So viele Stunden arbeite ich als freie Texterin pro Tag.

05. Oktober 2021

“Im Durchschnitt arbeite ich fünf Stunden pro Tag.“ Stille. Im Kopf zähle ich langsam die Sekunden runter: “3, 2, 1 – Bingo!“ Die Augen meines Gegenübers weiten sich vor Unglauben, gefolgt von einem langsamen, automatischen Kopfnicken. Eine Bestätigung dafür, dass meine Worte angekommen sind. Und für einen kurzen Augenblick schwebt ein stummes BITTE WAS?! über unseren Köpfen. Wie eine Blase, die jeden Moment zu platzen droht.

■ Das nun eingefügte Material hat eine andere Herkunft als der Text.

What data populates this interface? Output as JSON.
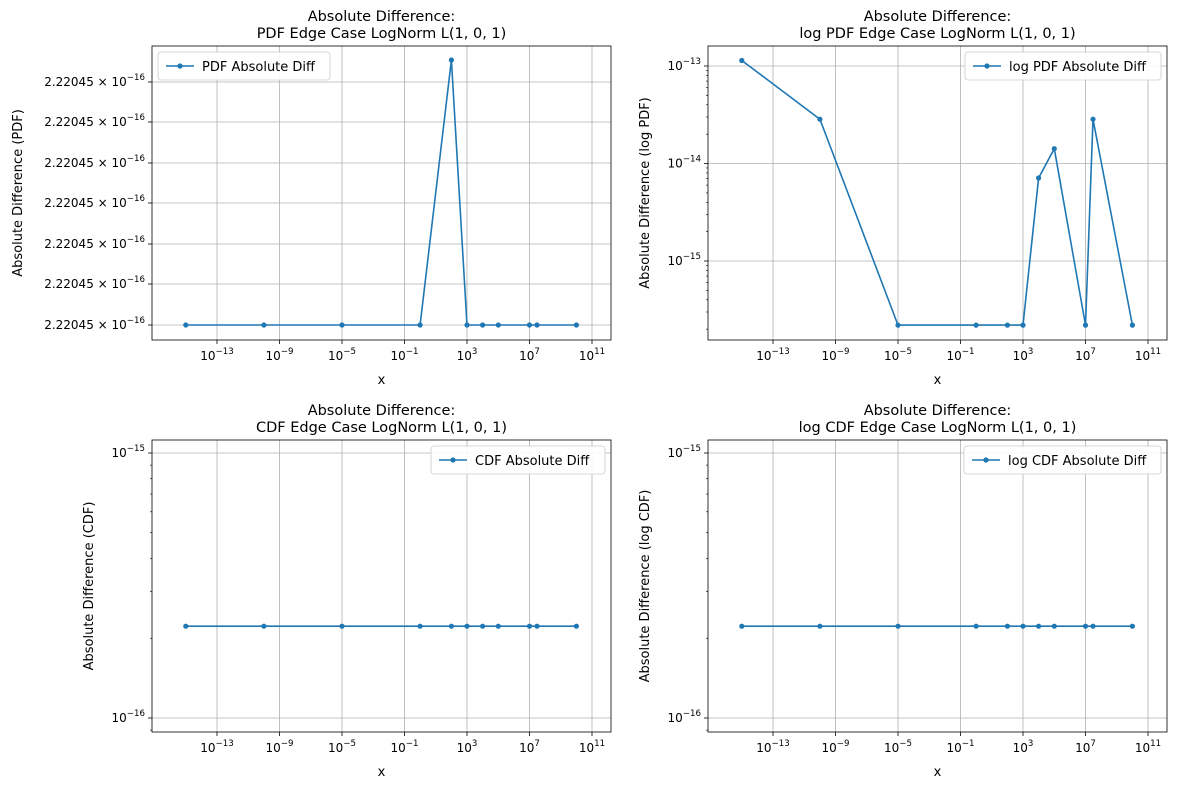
{
  "colors": {
    "line": "#1f77b4",
    "grid": "#b0b0b0",
    "axes": "#000000"
  },
  "chart_data": [
    {
      "type": "line",
      "title": "Absolute Difference:\nPDF Edge Case LogNorm L(1, 0, 1)",
      "xlabel": "x",
      "ylabel": "Absolute Difference (PDF)",
      "xscale": "log",
      "yscale": "linear",
      "grid": true,
      "legend_position": "upper left",
      "xticks": [
        "10^-13",
        "10^-9",
        "10^-5",
        "10^-1",
        "10^3",
        "10^7",
        "10^11"
      ],
      "yticks": [
        "2.22045 × 10^-16",
        "2.22045 × 10^-16",
        "2.22045 × 10^-16",
        "2.22045 × 10^-16",
        "2.22045 × 10^-16",
        "2.22045 × 10^-16",
        "2.22045 × 10^-16"
      ],
      "series": [
        {
          "name": "PDF Absolute Diff",
          "x": [
            1e-15,
            1e-10,
            1e-05,
            1,
            100,
            1000,
            10000,
            100000,
            10000000,
            30000000,
            10000000000.0
          ],
          "y": [
            2.220446049250313e-16,
            2.220446049250313e-16,
            2.220446049250313e-16,
            2.220446049250313e-16,
            2.220446049250333e-16,
            2.220446049250313e-16,
            2.220446049250313e-16,
            2.220446049250313e-16,
            2.220446049250313e-16,
            2.220446049250313e-16,
            2.220446049250313e-16
          ]
        }
      ]
    },
    {
      "type": "line",
      "title": "Absolute Difference:\nlog PDF Edge Case LogNorm L(1, 0, 1)",
      "xlabel": "x",
      "ylabel": "Absolute Difference (log PDF)",
      "xscale": "log",
      "yscale": "log",
      "grid": true,
      "legend_position": "upper right",
      "xticks": [
        "10^-13",
        "10^-9",
        "10^-5",
        "10^-1",
        "10^3",
        "10^7",
        "10^11"
      ],
      "yticks": [
        "10^-13",
        "10^-14",
        "10^-15"
      ],
      "series": [
        {
          "name": "log PDF Absolute Diff",
          "x": [
            1e-15,
            1e-10,
            1e-05,
            1,
            100,
            1000,
            10000,
            100000,
            10000000,
            30000000,
            10000000000.0
          ],
          "y": [
            1.14e-13,
            2.85e-14,
            2.2e-16,
            2.2e-16,
            2.2e-16,
            2.2e-16,
            7.1e-15,
            1.42e-14,
            2.2e-16,
            2.85e-14,
            2.2e-16
          ]
        }
      ]
    },
    {
      "type": "line",
      "title": "Absolute Difference:\nCDF Edge Case LogNorm L(1, 0, 1)",
      "xlabel": "x",
      "ylabel": "Absolute Difference (CDF)",
      "xscale": "log",
      "yscale": "log",
      "grid": true,
      "legend_position": "upper right",
      "xticks": [
        "10^-13",
        "10^-9",
        "10^-5",
        "10^-1",
        "10^3",
        "10^7",
        "10^11"
      ],
      "yticks": [
        "10^-15",
        "10^-16"
      ],
      "series": [
        {
          "name": "CDF Absolute Diff",
          "x": [
            1e-15,
            1e-10,
            1e-05,
            1,
            100,
            1000,
            10000,
            100000,
            10000000,
            30000000,
            10000000000.0
          ],
          "y": [
            2.22e-16,
            2.22e-16,
            2.22e-16,
            2.22e-16,
            2.22e-16,
            2.22e-16,
            2.22e-16,
            2.22e-16,
            2.22e-16,
            2.22e-16,
            2.22e-16
          ]
        }
      ]
    },
    {
      "type": "line",
      "title": "Absolute Difference:\nlog CDF Edge Case LogNorm L(1, 0, 1)",
      "xlabel": "x",
      "ylabel": "Absolute Difference (log CDF)",
      "xscale": "log",
      "yscale": "log",
      "grid": true,
      "legend_position": "upper right",
      "xticks": [
        "10^-13",
        "10^-9",
        "10^-5",
        "10^-1",
        "10^3",
        "10^7",
        "10^11"
      ],
      "yticks": [
        "10^-15",
        "10^-16"
      ],
      "series": [
        {
          "name": "log CDF Absolute Diff",
          "x": [
            1e-15,
            1e-10,
            1e-05,
            1,
            100,
            1000,
            10000,
            100000,
            10000000,
            30000000,
            10000000000.0
          ],
          "y": [
            2.22e-16,
            2.22e-16,
            2.22e-16,
            2.22e-16,
            2.22e-16,
            2.22e-16,
            2.22e-16,
            2.22e-16,
            2.22e-16,
            2.22e-16,
            2.22e-16
          ]
        }
      ]
    }
  ]
}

Was wäre ein Leben ohne Stempel?

Die Rädchen im Kopf beginnen sich zu drehen und plötzlich läuft das kleine Einmaleins wie am Schnürchen. “5 mal 5 sind 25. Das bedeutet: 25 Stunden pro Woche arbeiten. Alter, was für ein geiles Leben!“ Ist diese Erkenntnis einmal durchgesickert, folgt die alles entscheidende Frage: „Ja, und wie viel verdienst du?“ Schließlich lautet das Gesetz der Gerechtigkeit: Wer weniger arbeitet, verdient auch weniger! Ehrlich gesagt, spielt es keine Rolle, was ich darauf antworte. Allein die Aussage “ich arbeite fünf Stunden am Tag“ reicht aus, um den Stempel eines chilligen Lebens aufgedrückt zu bekommen.

Gerade in kreativen Jobs ist das ein wichtiges Thema. Was sich viele Leute nicht bewusst sind: Kreative Prozesse brauchen Zeit. Die Wenigsten arbeiten in diesem Bereich acht Stunden am Stück produktiv. Eine Tatsache, die selbst zahlreiche Studien belegen. Und seien wir einmal ehrlich: Im Allgemeinen wird bei der Arbeit viel Zeit für andere Dinge verschwendet. Angefangen von den obligatorischen Kaffee- und Raucherpausen über die Mittagspause und dem darauffolgenden Mittagstief bis hin zum resignierten Starren auf den Bildschirm. Ganz zu schweigen von der Arbeit im Home-Office, wo plötzlich die Liebe zum Putzen neu entdeckt wird.

Fünf Stunden sind rum, schwuppdiwupp und Laptop zu. Auch wenn sich die meisten Leute genau das darunter vorstellen, entspricht dies nicht der Realität. Wenn ich von fünf Stunden spreche, dann ist das die Zeit, in der ich effektiv arbeite und die ich am Ende des Tages an den Kunden verkaufe. Weitere Themen wie Buchhaltung, Akquise und Marketing erledige ich quasi in meiner Freizeit und stellen einen zusätzlichen Arbeitsaufwand dar. Und ja, manchmal starre ich einfach Löcher in die Luft, da meine kreative Gehirnhälfte nicht in Schwung kommt oder sich bereits im Feierabendmodus befindet. Aber was wäre schon ein Leben ohne Stempel? Für manche Leute ziemlich langweilig.

Schreien tut gut, bringt aber nichts.

Je kreativer und komplexer ein Job ist, desto schwieriger wird es, von einem klassischen 8-Stunden-Tag zu sprechen. Ich hatte einmal eine Kundin, die ziemlich gute Mathekenntnisse beherrschte. Es handelte sich um ein großes Projekt und wie immer: Die Zeit drängte. Nachdem ich ihr erklärt hatte, wie lange ich für einen Text benötigte, begannen auch bei ihr im Kopf die Rädchen zu drehen: “Ein Arbeitstag hat acht Stunden. Wenn du für einen Text ca. 2-3 Stunden brauchst, dürften vier Texte pro Tag (also so rein rechnerisch) kein Problem sein, oder?“  Schon an ihrem Tonfall erkannte ich, dass es sich hierbei nicht wirklich um eine Frage, sondern vielmehr um eine Aussage handelte. Augenblicklich spürte ich, wie mein Blut langsam in Wallung geriet. Mein Puls beschleunigte sich, meine Hände ballten sich zu Fäusten und am liebsten hätte ich einmal laut geschrien! Stattdessen versuchte ich möglichst ruhig zu bleiben und höflich meinen Standpunkt zu vertreten. Letzten Endes wurde die Angelegenheit kommentarlos beiseitegelegt.

Was ich daraus gelernt habe? Es ist reine Zeitverschwendung, den Leuten klarzumachen, was kreatives Arbeiten bedeutet. Oftmals entstehen nur unnötige Diskussionen, die zu keinem Ergebnis führen. Die einen verstehen es, die anderen eben nicht. Das Wichtigste ist: Ich muss mich weder für meine Arbeitszeit noch für meine Preise rechtfertigen. Bei niemanden. Punkt.